Reksadana saham beda dengan bermain saham secara langsung. Investor reksadana saham tidak perlu turun tangan langsung untuk mengamati fluktuasi harga pasar saham dan melakukan analisis. Hal ini cukup dilakukan manajer investasi. Namun sebelum Anda terjun langsung ke reksadana saham, alangkah lebih baiknya kalau kita mempelajari seluk beluk reksadana saham itu sendiri. Berikut ulasannya.

Pengertian Reksadana Saham

 


Reksadana saham memiliki portfolio berupa  saham. Portfolio tersebut dikelola oleh Manajer Investasi dengan cara membeli dan menjual saham. Hasil atau keuntungan yang didapatkan dari investasi reksadana saham adalah selisih kenaikan harga jual dan beli saham tersebut. Demikian juga kerugianya juga didapatkan dari selisih penurunan harga jual dan beli saham.

Berbeda dengan investasi saham lainnya, reksadana saham hanya bisa dilakukan pada saham perusahaan yang memiliki badan hukum dan tercatat di bursa efek Indonesia atau bursa efek luar negeri. Oleh karena itu tidak semua perusahaan dapat dibeli sahamnya oleh reksadana. Tujuannya sangat jelas, yaitu dengan terdaftarnya perusahaan tersebut di bursa efek maka ini akan melindungi para pemodal. Prosedur pendaftaranya juga tidak semudah yang dibayangkan dan harus lolos seleksi yang sangat ketat oleh Otoritas Jasa Keuangan (OJK).

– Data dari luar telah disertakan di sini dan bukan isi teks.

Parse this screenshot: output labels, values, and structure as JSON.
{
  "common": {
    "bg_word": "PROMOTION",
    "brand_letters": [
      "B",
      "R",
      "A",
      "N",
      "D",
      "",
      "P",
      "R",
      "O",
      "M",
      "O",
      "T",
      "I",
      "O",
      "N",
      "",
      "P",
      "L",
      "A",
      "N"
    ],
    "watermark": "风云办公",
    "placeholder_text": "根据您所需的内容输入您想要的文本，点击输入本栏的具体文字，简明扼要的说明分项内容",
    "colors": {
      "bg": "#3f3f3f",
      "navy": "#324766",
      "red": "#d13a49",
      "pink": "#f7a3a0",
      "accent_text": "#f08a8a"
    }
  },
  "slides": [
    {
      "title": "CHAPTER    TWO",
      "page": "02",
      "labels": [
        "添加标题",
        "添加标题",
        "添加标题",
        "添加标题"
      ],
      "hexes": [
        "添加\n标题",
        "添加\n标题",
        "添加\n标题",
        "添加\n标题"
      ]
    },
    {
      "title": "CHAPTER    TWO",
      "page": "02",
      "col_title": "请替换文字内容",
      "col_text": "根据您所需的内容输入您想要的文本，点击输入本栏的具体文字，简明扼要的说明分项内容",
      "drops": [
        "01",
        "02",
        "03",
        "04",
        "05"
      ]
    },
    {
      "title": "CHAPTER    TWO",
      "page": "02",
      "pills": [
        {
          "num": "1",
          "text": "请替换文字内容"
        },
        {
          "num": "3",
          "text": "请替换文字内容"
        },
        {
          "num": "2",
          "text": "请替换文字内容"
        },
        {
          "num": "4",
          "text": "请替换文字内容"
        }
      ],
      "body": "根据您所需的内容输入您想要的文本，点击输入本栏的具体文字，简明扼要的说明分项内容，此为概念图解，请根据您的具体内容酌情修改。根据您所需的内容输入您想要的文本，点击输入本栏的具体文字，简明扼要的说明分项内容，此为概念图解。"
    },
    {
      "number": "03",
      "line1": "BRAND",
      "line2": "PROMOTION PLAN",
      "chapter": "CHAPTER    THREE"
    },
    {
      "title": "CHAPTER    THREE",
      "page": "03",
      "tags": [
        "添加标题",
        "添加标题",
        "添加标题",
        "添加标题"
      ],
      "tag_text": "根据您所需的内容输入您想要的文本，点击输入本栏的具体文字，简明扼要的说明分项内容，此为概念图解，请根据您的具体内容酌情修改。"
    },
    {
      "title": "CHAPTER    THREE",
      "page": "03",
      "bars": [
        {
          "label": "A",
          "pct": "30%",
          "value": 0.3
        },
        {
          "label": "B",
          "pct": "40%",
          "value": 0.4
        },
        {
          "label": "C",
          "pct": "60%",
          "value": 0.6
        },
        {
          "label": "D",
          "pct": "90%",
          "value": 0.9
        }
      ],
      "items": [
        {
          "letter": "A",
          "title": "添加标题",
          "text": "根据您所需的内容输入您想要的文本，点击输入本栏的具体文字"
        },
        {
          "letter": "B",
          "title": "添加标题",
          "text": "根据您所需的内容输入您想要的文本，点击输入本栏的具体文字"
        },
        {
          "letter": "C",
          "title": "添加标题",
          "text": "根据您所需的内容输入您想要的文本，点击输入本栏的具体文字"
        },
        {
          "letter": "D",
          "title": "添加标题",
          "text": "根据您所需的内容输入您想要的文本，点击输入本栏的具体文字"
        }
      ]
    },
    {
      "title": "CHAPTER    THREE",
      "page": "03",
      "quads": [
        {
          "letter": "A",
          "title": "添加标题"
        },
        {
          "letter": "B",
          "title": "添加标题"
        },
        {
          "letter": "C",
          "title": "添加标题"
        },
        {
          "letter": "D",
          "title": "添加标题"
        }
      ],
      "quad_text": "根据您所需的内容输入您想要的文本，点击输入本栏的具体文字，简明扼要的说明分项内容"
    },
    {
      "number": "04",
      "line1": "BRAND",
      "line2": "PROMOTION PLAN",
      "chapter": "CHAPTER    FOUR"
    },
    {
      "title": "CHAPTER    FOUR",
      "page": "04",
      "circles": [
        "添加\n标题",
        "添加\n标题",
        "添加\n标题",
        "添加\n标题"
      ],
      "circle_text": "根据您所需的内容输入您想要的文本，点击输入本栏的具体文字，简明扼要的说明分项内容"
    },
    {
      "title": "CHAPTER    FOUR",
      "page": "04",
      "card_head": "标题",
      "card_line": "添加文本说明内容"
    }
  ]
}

Produk Reksadana Saham Aman karena Diatur dan Diawasi Ketat oleh OJK

Produk reksadana saham aman untuk diperdagangkan. Salah satu upaya yang dilakukan oleh OJK untuk memberi perlindungan kepada pemodal, adalah dengan  mengatur perilaku investasi reksadana saham itu sendiri, yang diantaranya adalah:

  • Investor tidak diperkenankan untuk membeli saham di bursa efek luar negeri yang informasinya tidak bisa diakses dari Indonesia melalui internet maupun media masa.
  • Investasi dibatasi maksimal adalah 10% dari nilai aset reksadana.
  • Investor tidak diperbolehkan untuk menguasai modal perusahaan dari saham terkait lebih dari 5%.

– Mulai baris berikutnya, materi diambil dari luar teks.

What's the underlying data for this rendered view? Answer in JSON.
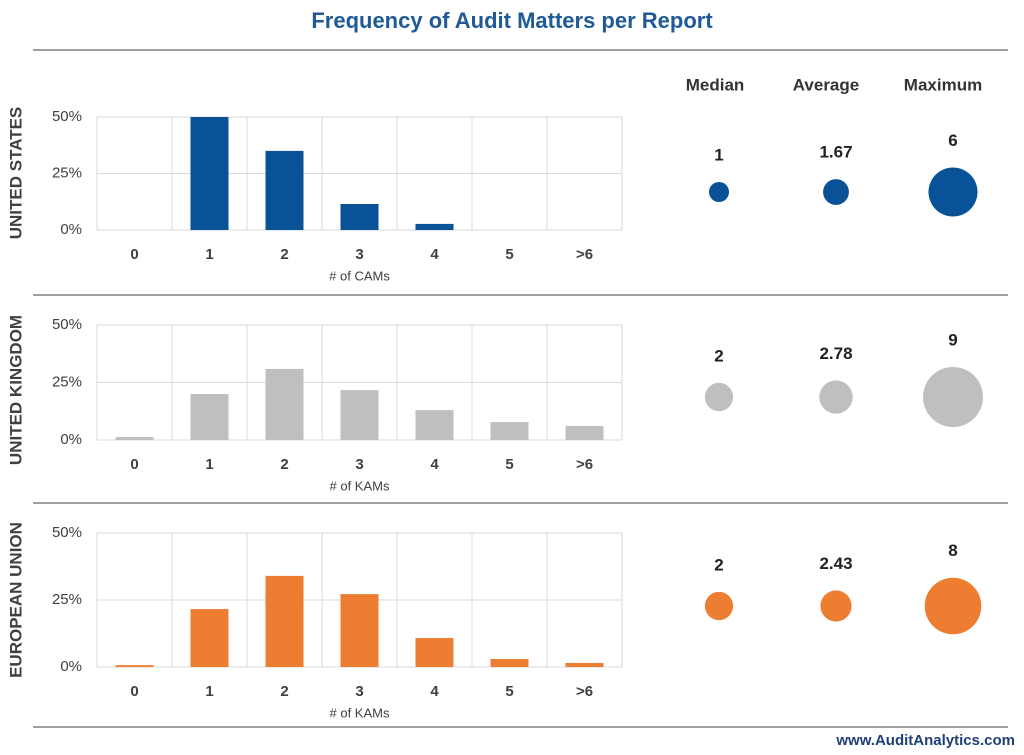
{
  "title": "Frequency of Audit Matters per Report",
  "stat_headers": [
    "Median",
    "Average",
    "Maximum"
  ],
  "footer": "www.AuditAnalytics.com",
  "chart_data": [
    {
      "type": "bar",
      "region": "UNITED STATES",
      "x_label": "# of CAMs",
      "categories": [
        "0",
        "1",
        "2",
        "3",
        "4",
        "5",
        ">6"
      ],
      "values": [
        0,
        50,
        35,
        11.5,
        2.7,
        0,
        0
      ],
      "color": "#0a5297",
      "ylim": [
        0,
        50
      ],
      "yticks": [
        {
          "value": 0,
          "label": "0%"
        },
        {
          "value": 25,
          "label": "25%"
        },
        {
          "value": 50,
          "label": "50%"
        }
      ],
      "grid": true,
      "stats": [
        1,
        1.67,
        6
      ]
    },
    {
      "type": "bar",
      "region": "UNITED KINGDOM",
      "x_label": "# of KAMs",
      "categories": [
        "0",
        "1",
        "2",
        "3",
        "4",
        "5",
        ">6"
      ],
      "values": [
        1.3,
        20,
        30.9,
        21.7,
        13,
        7.8,
        6.1
      ],
      "color": "#bfbfbf",
      "ylim": [
        0,
        50
      ],
      "yticks": [
        {
          "value": 0,
          "label": "0%"
        },
        {
          "value": 25,
          "label": "25%"
        },
        {
          "value": 50,
          "label": "50%"
        }
      ],
      "grid": true,
      "stats": [
        2,
        2.78,
        9
      ]
    },
    {
      "type": "bar",
      "region": "EUROPEAN UNION",
      "x_label": "# of KAMs",
      "categories": [
        "0",
        "1",
        "2",
        "3",
        "4",
        "5",
        ">6"
      ],
      "values": [
        0.7,
        21.6,
        34,
        27.2,
        10.8,
        3,
        1.5
      ],
      "color": "#ed7d31",
      "ylim": [
        0,
        50
      ],
      "yticks": [
        {
          "value": 0,
          "label": "0%"
        },
        {
          "value": 25,
          "label": "25%"
        },
        {
          "value": 50,
          "label": "50%"
        }
      ],
      "grid": true,
      "stats": [
        2,
        2.43,
        8
      ]
    }
  ]
}
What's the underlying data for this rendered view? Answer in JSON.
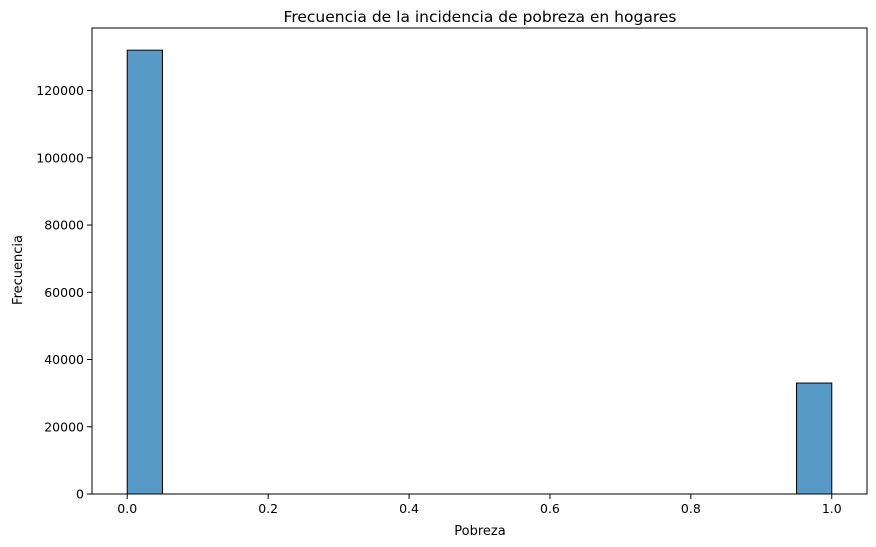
{
  "chart_data": {
    "type": "bar",
    "title": "Frecuencia de la incidencia de pobreza en hogares",
    "xlabel": "Pobreza",
    "ylabel": "Frecuencia",
    "xlim": [
      -0.05,
      1.05
    ],
    "ylim": [
      0,
      138600
    ],
    "xticks": [
      0.0,
      0.2,
      0.4,
      0.6,
      0.8,
      1.0
    ],
    "xtick_labels": [
      "0.0",
      "0.2",
      "0.4",
      "0.6",
      "0.8",
      "1.0"
    ],
    "yticks": [
      0,
      20000,
      40000,
      60000,
      80000,
      100000,
      120000
    ],
    "ytick_labels": [
      "0",
      "20000",
      "40000",
      "60000",
      "80000",
      "100000",
      "120000"
    ],
    "bar_color": "#5799C7",
    "edge_color": "#000000",
    "grid": false,
    "bins": [
      {
        "x0": 0.0,
        "x1": 0.05,
        "count": 132000
      },
      {
        "x0": 0.95,
        "x1": 1.0,
        "count": 33000
      }
    ]
  }
}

Yang perlu diketahui juga, bahwa tidak semua portfolio saham ditempatkan pada saham. Ada sebagian yang ditempatkan dalam bentuk cash ataupun deposito. Ini sangat penting untuk dilakukan karena pemodal dapat mencairkan unit dengan lebih cepat tanpa harus mengorbankan saham tersebut. Pun demikian, menjual saham secara mendadak akan merugikan pemodal dan menurunkan nilai portfolio karena harga pasar yang selalu fluktuatif.

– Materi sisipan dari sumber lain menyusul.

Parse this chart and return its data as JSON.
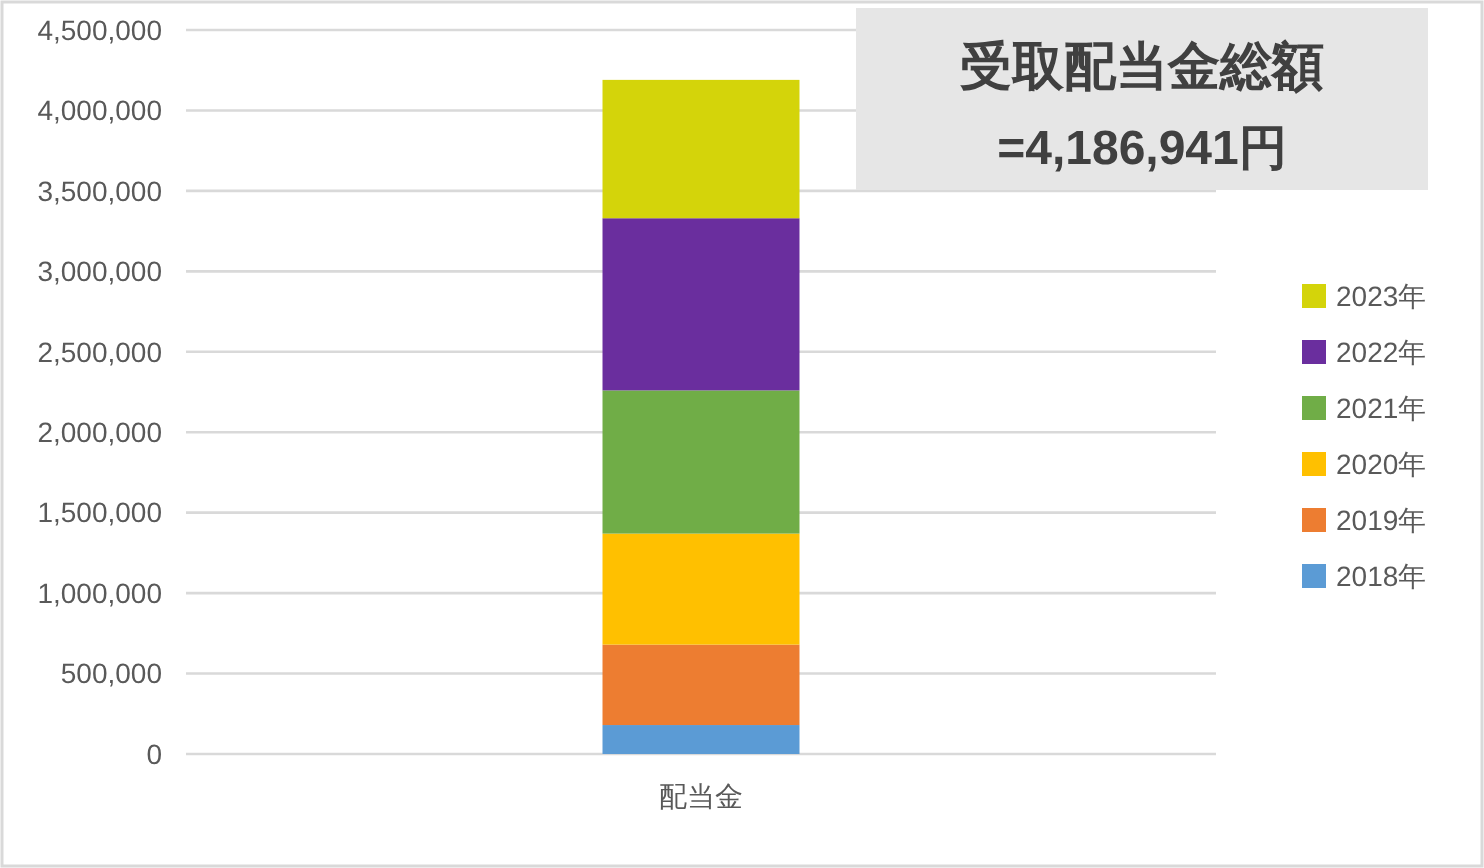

Biasanya komposisi reksadana saham berupa 80% saham dan 20% berupa cash. Komposisi ini dapat dilihat dalam fund fact-sheet ataupun dalam prospectus. Fund fact-sheet itu sendiri memuat tentang informasi yang sangat diperlukan oleh pemodal termasuk informasi saham apa saja yang dibeli oleh Manajer Investasi. Isi sahamnya bisa berbeda-beda tergantung strategi yang dipakai oleh Manajer Investasi yang bersangkutan.


Memahami Return dan Risk Reksadana Saham

















Return dan risk merupakan unsur yang saling berkaitan dan tidak bisa dilepaskan dalam reksadana saham. Memahami, return dan risk sangat penting untuk mendapatkan reksadana terbaik. Anda tidak boleh melihat dari satu sisi saja dan harus memperhitungkan secara seksama antara kedua kemungkinan tersebut yaitu untung atau rugi.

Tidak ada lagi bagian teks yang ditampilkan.